The candidates in the race for N.H. Senate District 10, which covers 15 Monadnock Region communities, largely agree on what the biggest issues facing the area are. But they say they would take very different approaches to address these challenges, which include the COVID-19 pandemic, health care and public education funding.
Incumbent Democrat Jay Kahn, 70, of Keene, is seeking his third two-year term in the seat, running against Republican Daniel LeClair, 40, of Swanzey, a member of the Monadnock Regional School Board who also ran for Senate in 2018. The district covers Alstead, Chesterfield, Gilsum, Harrisville, Hinsdale, Keene, Marlborough, Nelson, Roxbury, Sullivan, Surry, Swanzey, Walpole, Westmoreland and Winchester.
The two candidates differ on their view of the state government’s appropriate role in responding to issues such as the coronavirus outbreak. Kahn favors greater government involvement, in order to provide services for people who need them.
“And during this pandemic, there have been a lot of people who’ve experienced job loss and income insecurity that haven’t faced that before,” said Kahn, who before winning a seat in the Senate served as a Keene city councilor and longtime administrator at Keene State College. “... I think I’ve proven to be an effective advocate for my constituents as they face unexpected crises during this pandemic.”
For instance, Kahn said a bill he sponsored to expand access to telemedicine has helped Granite Staters continue to receive health care during the pandemic.
LeClair, on the other hand, said his top legislative priority would be ending New Hampshire’s state of emergency, which he views as government overreach.
“I’m not a big fan of government telling people what to do,” said LeClair, who works as head of business development for Superior Walls by Weaver in Swanzey, and previously owned his own construction business and served as a Winchester police officer.
The state should work to direct federal funding to people and businesses that have been most hurt by the pandemic, LeClair said. But he also believes Gov. Chris Sununu’s emergency orders have allowed for municipal mask mandates, like the one the city of Keene enacted in August, which LeClair thinks are unconstitutional.
“When I go into small businesses and locally owned businesses and restaurants, I put a mask on because that’s what you do, you respect their rules and regulations and what they want their customers to do to keep other customers safe,” he said. “We don’t need government to tell us what we have to do.”
On education, LeClair said he supports giving families greater flexibility to choose schools for their children.
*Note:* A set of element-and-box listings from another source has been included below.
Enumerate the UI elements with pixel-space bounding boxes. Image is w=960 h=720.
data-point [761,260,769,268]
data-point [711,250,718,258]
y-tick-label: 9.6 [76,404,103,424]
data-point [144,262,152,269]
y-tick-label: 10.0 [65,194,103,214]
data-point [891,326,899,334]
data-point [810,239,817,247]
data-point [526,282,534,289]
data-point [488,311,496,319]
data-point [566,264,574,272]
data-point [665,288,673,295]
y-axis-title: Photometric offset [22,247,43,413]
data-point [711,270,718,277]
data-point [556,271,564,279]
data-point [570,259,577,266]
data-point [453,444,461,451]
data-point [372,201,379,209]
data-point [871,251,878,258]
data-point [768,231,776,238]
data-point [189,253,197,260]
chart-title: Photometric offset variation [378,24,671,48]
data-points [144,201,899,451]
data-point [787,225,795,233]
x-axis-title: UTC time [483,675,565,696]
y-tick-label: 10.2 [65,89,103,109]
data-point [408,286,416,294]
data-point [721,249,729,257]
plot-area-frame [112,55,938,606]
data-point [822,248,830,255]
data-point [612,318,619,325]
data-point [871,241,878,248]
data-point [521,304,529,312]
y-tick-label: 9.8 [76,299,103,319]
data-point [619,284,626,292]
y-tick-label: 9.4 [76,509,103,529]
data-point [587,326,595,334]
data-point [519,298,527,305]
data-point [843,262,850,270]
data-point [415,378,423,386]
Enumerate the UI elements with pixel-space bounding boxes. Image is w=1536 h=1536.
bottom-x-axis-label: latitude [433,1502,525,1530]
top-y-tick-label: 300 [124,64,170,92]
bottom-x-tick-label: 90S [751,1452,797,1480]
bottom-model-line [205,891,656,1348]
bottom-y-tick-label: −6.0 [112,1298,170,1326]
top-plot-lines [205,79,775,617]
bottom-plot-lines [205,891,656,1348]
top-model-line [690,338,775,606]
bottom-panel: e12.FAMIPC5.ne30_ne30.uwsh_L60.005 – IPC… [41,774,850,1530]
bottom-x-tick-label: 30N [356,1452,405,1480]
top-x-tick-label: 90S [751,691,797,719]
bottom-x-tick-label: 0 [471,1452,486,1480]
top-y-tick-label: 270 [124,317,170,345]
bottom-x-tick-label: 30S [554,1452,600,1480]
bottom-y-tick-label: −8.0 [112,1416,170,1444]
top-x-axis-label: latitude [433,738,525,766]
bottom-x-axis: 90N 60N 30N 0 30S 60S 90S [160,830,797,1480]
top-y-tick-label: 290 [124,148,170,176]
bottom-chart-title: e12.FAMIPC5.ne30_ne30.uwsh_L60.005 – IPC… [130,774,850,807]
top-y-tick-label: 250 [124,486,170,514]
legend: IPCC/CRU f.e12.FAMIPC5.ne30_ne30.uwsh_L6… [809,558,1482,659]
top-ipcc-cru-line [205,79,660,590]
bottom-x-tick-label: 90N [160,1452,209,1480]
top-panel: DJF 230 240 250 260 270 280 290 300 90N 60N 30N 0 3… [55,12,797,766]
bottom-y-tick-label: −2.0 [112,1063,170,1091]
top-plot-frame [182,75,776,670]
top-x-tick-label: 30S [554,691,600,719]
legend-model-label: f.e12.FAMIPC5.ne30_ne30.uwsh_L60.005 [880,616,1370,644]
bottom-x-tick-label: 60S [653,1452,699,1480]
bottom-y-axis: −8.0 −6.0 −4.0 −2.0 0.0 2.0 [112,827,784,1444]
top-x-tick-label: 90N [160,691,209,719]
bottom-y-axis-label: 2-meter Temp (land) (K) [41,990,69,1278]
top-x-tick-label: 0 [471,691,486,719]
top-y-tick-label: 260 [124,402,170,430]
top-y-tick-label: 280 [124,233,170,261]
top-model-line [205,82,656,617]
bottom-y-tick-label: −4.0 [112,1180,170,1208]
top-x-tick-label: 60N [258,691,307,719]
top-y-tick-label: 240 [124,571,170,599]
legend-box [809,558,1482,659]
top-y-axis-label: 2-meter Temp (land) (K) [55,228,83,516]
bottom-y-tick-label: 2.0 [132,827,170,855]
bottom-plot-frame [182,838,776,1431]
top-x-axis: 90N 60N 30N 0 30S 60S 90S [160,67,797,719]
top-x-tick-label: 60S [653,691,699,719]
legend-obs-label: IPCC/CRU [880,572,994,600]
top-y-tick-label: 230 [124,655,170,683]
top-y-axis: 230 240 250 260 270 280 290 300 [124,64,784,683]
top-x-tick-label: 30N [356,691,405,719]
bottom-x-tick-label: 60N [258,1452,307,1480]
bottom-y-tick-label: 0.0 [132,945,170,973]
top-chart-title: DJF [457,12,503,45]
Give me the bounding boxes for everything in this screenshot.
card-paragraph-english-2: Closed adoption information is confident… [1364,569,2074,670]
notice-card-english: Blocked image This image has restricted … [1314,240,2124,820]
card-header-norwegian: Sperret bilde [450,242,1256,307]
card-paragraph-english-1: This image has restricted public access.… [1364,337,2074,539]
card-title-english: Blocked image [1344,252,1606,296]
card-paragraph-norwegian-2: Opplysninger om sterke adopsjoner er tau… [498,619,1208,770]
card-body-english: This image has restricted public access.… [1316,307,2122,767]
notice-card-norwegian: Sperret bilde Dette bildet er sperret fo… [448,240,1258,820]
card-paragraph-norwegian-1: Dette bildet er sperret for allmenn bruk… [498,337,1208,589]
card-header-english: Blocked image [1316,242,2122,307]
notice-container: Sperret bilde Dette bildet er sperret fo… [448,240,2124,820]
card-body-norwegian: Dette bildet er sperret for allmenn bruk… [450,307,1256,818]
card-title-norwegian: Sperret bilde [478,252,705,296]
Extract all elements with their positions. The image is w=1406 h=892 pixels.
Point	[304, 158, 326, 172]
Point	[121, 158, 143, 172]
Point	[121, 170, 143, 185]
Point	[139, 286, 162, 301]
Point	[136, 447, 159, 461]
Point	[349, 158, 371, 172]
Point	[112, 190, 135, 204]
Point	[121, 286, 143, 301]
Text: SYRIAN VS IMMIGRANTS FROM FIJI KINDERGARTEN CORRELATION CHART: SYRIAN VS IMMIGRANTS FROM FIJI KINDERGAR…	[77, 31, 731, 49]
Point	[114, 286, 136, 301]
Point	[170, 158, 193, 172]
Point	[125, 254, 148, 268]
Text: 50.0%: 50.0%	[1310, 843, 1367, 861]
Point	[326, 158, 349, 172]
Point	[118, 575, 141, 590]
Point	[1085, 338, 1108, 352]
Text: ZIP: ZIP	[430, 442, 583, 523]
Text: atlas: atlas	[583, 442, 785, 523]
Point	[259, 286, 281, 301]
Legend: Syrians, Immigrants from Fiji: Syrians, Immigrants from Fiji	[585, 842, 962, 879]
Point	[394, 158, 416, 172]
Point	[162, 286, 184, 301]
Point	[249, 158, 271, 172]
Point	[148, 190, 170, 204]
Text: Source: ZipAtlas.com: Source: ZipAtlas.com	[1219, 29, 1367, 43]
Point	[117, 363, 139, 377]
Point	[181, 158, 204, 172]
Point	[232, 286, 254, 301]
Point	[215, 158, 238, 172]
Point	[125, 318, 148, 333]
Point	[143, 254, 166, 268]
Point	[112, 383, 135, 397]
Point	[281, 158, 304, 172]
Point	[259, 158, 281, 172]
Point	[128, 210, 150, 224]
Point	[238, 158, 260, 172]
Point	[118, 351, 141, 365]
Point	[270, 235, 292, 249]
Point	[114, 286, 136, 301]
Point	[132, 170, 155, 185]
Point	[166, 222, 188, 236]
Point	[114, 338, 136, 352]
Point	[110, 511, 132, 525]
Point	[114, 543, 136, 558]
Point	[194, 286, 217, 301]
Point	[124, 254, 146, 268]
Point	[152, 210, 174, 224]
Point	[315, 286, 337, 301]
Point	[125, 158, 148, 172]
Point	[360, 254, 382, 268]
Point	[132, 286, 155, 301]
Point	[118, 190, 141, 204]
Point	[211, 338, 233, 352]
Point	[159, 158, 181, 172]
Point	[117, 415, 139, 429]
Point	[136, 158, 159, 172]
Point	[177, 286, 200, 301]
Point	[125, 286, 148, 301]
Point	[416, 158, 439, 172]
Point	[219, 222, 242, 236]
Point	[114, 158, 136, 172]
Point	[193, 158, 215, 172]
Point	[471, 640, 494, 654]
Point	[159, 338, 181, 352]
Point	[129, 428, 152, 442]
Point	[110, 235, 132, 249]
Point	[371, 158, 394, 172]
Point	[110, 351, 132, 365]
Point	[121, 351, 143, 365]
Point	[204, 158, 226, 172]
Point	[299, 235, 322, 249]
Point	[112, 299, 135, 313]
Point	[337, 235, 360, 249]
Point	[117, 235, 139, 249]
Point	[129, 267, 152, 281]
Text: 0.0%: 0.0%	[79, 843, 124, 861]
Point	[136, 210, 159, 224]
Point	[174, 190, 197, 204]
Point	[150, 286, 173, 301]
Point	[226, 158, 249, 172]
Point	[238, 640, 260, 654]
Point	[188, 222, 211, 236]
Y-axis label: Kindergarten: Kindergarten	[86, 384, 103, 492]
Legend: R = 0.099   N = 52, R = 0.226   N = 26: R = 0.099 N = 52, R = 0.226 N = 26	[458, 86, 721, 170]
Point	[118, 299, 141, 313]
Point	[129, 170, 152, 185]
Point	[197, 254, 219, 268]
Specifically, he said he thinks it’s wrong that a Democratic-led state Legislature committee has voted against accepting federal funding to expand New Hampshire public charter schools.
“People complain about funding for public education, and Democrats over the last few years have voted down twice the $46 million funding package from the federal government,” LeClair said. “And then they’re the first ones to complain.”
Democrats on the state’s fiscal committee who voted against the funding said it would have strained the state’s existing public education system, according to a report in the Concord Monitor.
Kahn, who chairs the Senate Education and Workforce Development Committee and sits on a statewide commission to study public school funding, said he’s committed to changing the state’s current funding system, which essentially provides an equal amount of money per student across the state. The bulk of public school funding in New Hampshire comes from local property taxes.
“The school funding commission, on which I serve, can see the inequities that less wealthy communities have to tax at much higher rates to achieve the same spending level per pupil as wealthier communities,” he said. “... So, I believe the commission will have recommendations to change the way state funds support communities, with greater emphasis on differentiated needs.”
Kahn added that the state also needs to provide greater support to public colleges and universities to ensure New Hampshire has a well-educated workforce, especially in sectors like health care.
“Before the pandemic, there were 4,000 health care [job] vacancies in New Hampshire,” he said. “So, making sure there are enough seats in health care education programs is important, but we also need a sufficient number of faculty.”
Looking forward on health care, Kahn also said he believes telemedicine will continue to be key, and greater broadband access will be necessary to support that.
LeClair said he believes the state should do what it can to expand access to affordable health care, but he ultimately views that as a federal issue.
“I’m not a fan of Obamacare,” he said, referring to the Affordable Care Act. “Until they’re able to get rid of that and replace it with something that’s going to drive down costs and allow insurance companies to compete for customers, which also drives down the cost, I don’t see the cost of insurance moving too far.”